#Sign Language Hand Gesture Recognition with CNN
Built a CNN that recognizes American Sign Language hand gestures from the Sign Language MNIST dataset — 27,455 training images across 25 classes (A-Z minus J and Z). The fun part wasn't getting a model to work. It was getting one that doesn't overfit and actually generalizes.
#The Build
#Dataset
28x28 grayscale images of hand gestures. Ran thorough EDA — class distribution checks, pixel intensity analysis, correlation heatmaps — before touching any model code. Normalized pixels to [0,1] and split 80/20 for training/validation.
#CNN Architecture
Two convolutional layers (32 and 64 filters) with ReLU activation, max pooling after each, flattened into a 128-unit dense layer, and a 25-class softmax output. Simple and effective.
#Fighting Overfitting
The initial model overfit fast. Fixed it three ways:
- Dropout layers — forced the network to not rely on any single neuron
- Data augmentation — rotation, width/height shifts, zoom via ImageDataGenerator
- Early stopping — monitors val_loss, stops after 3 epochs without improvement, restores best weights
#Results
- Test accuracy: 99.75%
- Test loss: 0.0134
- The augmentation + dropout combo was the difference between a model that memorizes and one that understands
#Deployment
Built a Flask web app with HTML templates so users can upload images and get real-time predictions.

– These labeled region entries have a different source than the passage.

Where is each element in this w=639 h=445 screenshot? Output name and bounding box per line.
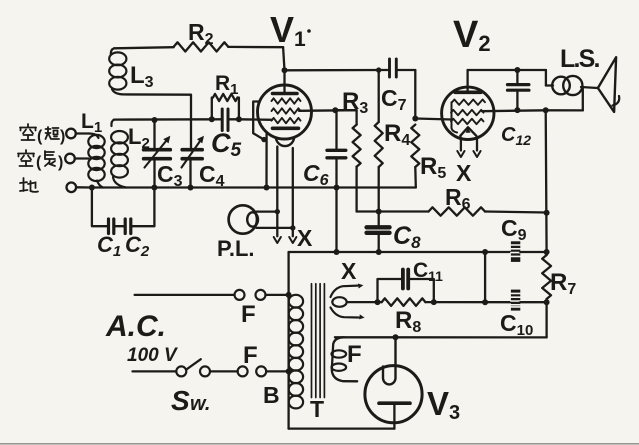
svg-text:P.L.: P.L. <box>217 236 255 261</box>
svg-text:F: F <box>347 341 362 368</box>
svg-text:F: F <box>241 301 256 328</box>
svg-text:S: S <box>171 385 190 416</box>
svg-text:X: X <box>456 160 472 186</box>
svg-text:X: X <box>341 258 357 284</box>
svg-text:A.C.: A.C. <box>105 310 166 343</box>
svg-text:(: ( <box>36 154 42 171</box>
svg-text:w.: w. <box>190 393 210 415</box>
svg-text:): ) <box>60 128 65 145</box>
svg-text:B: B <box>263 382 280 408</box>
svg-text:(: ( <box>37 128 43 145</box>
svg-text:L.S.: L.S. <box>560 45 599 73</box>
svg-text:F: F <box>243 342 258 369</box>
svg-text:100 V: 100 V <box>127 345 178 366</box>
svg-text:): ) <box>58 154 63 171</box>
svg-text:T: T <box>310 396 324 422</box>
svg-text:X: X <box>297 225 313 251</box>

Saved trained models as .h5 files (both base and augmented versions). Attempted Vercel deployment for broader access.
#Why I Built This
Sign language recognition has real potential for accessibility — bridging communication gaps for deaf and hard-of-hearing communities. This was my way of applying deep learning to something that actually matters beyond accuracy benchmarks.